The Football Manager series on PC has long been one of the most well-regarded sports game franchises. Trading the ability to control the players for a simulation of the day-to-day job of managing a soccer team, the series offers a level of depth unmatched by the likes of EA’s FIFA series or Konami’s Pro Evolution Soccer. In Football Manager Touch 2018, the series comes to Switch in a somewhat simplified form that still doesn’t skimp on complexity.
At first glance, the scope of the gameplay here can seem very overwhelming to someone new to this type of game. It’s almost entirely menu-based, with most of the screens you frequent featuring many bits of information and options. To truly appreciate what it has to offer you need to have at least a moderate knowledge of soccer tactics, as a big focus of the gameplay is in customizing how your team plays down to every minute detail. You can set a lot of things to be done by your CPU assistant manager, but that takes a lot of the fun out of it.

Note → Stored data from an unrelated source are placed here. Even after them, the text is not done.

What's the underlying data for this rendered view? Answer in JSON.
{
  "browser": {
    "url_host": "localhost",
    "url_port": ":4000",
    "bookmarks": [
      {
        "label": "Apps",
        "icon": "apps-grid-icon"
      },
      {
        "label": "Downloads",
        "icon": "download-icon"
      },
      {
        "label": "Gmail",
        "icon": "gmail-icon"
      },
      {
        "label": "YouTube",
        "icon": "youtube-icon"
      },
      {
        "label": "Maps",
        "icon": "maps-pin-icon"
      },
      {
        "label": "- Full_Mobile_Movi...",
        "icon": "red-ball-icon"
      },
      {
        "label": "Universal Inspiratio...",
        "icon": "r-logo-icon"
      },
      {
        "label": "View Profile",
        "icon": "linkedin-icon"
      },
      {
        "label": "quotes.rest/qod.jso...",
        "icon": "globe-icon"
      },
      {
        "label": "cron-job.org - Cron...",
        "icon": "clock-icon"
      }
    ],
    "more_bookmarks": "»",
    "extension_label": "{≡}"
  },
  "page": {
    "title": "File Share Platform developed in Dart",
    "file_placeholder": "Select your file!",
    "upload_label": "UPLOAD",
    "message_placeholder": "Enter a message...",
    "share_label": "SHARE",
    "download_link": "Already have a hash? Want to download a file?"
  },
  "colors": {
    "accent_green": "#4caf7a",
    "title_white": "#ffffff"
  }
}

Despite being called Football Manager Touch, the interface here seems mostly optimized for using buttons. It does support touch control when in handheld mode, but the on-screen buttons and options are often too small to reliably hit. The button controls, however, aren’t the most intuitive. You spend a lot of time dragging a cursor around with the analog stick, with different buttons opening different menus. There are also occasional bits of sluggishness when navigating the menus, which is frankly unacceptable in a game like this.
Once you’re assembled your team and set up how you want them to play, you can take them into games. The in-game display renders in the full (albeit rudimentary) 3D engine from the PC version, allowing you to watch your team play and make minute-to-minute adjustments including substitutions and tactical changes. Watching the games play out can be just as exciting and frustrating as real life, and it’s easy to get invested in your team.
Football Manager Touch 2018 does about as good a job translating the series to Switch as is possible, but it still doesn’t feel like a great fit. This game was clearly designed for a mouse interface, and the options here leave a lot to be desired. And while the depth on offer here can be staggering at times, someone who’s really looking for this kind of experience will be disappointed by the features from the PC original that this lacks. Those who get past that will find a very competent sports sim here.